An additional field in which a high degree of synchronization is necessary between the various MR system components is special RF pulses. By a special amplitude modulation of the associated gradient field for slice selection, such special pulses allow the spatial excitation profile to be designed so as to be particularly advantageous. It is thus possible to define the spatial excitation profile particularly sharply. Furthermore, by producing a uniform peak radio-frequency power it is possible to achieve a greater deflection angle of the magnetization from the steady state, and therefore to increase the signal-to-noise ratio given the same radio-frequency exposure. However, it is then necessary to temporally synchronize the gradient fields with the envelope and the radio-frequency portion of the RF pulses particularly precisely in comparison to conventional RF pulses.
For synchronization, methods can be used that enable relative time shifts of the individual components among one another to be measured directly in order to implement a calibration or time compensation based on these. For example, the rising edge of a gradient field is matched optimally precisely with the envelope of an RF pulse, or the envelope of the RF pulse is accordingly matched with the radio-frequency portion.
A synchronization of these different components conventionally takes place by means of a direct measured detection of the various component parameters, for example in the laboratory (what is known as error analysis).

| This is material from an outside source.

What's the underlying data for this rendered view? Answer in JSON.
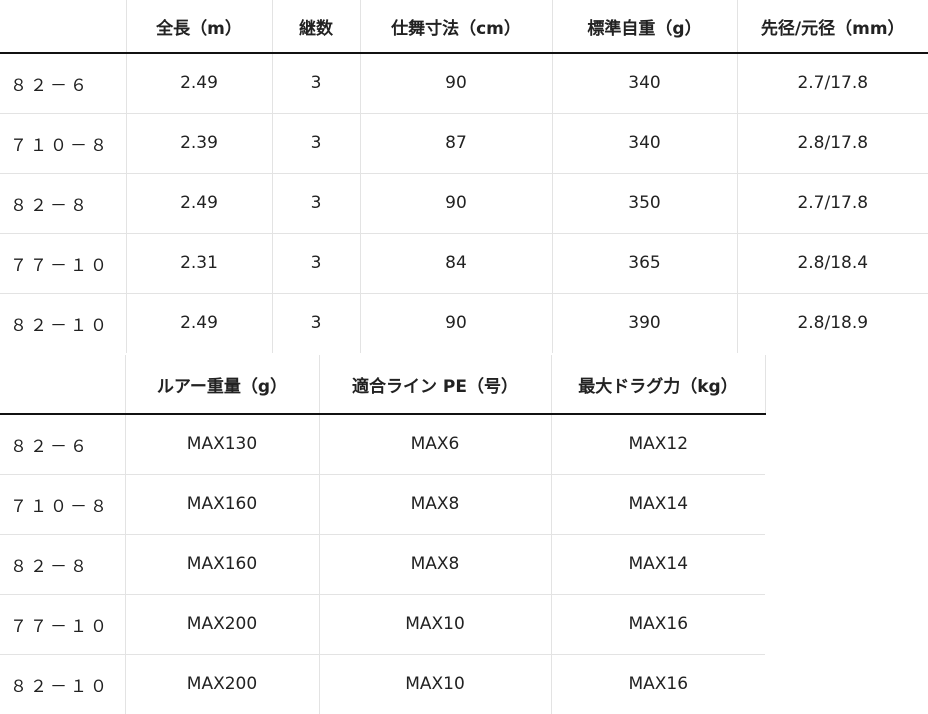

For example, in a design stage or development stage of the MR system the components can be affected such that the different timing signals are analyzed and the individual components are accordingly synchronized. It is thus possible to detect time shifts, for example with an oscilloscope or logic analyzer. Such methods have the disadvantage that different systematic errors can inherently occur due to deficiencies of this compensation measurement and of the compensation method. Such systematic errors are difficult to detect. It is thus not always possible to make all corresponding information of the tested components usable. Defined relevant temporal variables of a computer component for time control—for example a Field Programmable Gate Array (FPGA)—cannot be electronically tapped. Systematic errors can thus arise in the time synchronization: time shifts that have not been detected by the testing at the component level can occur in the implementation of an MR acquisition sequence. Furthermore, it is complicated to implement such methods for every MR system manufactured. A time shift that is MR system-specific and not specific to the model range can accordingly only be synchronized with difficulty by measures such as variation of cable lengths, for example.
Therefore, there is a need to provide an improved method for detection and compensation of a time shift of various components of a magnetic resonance system.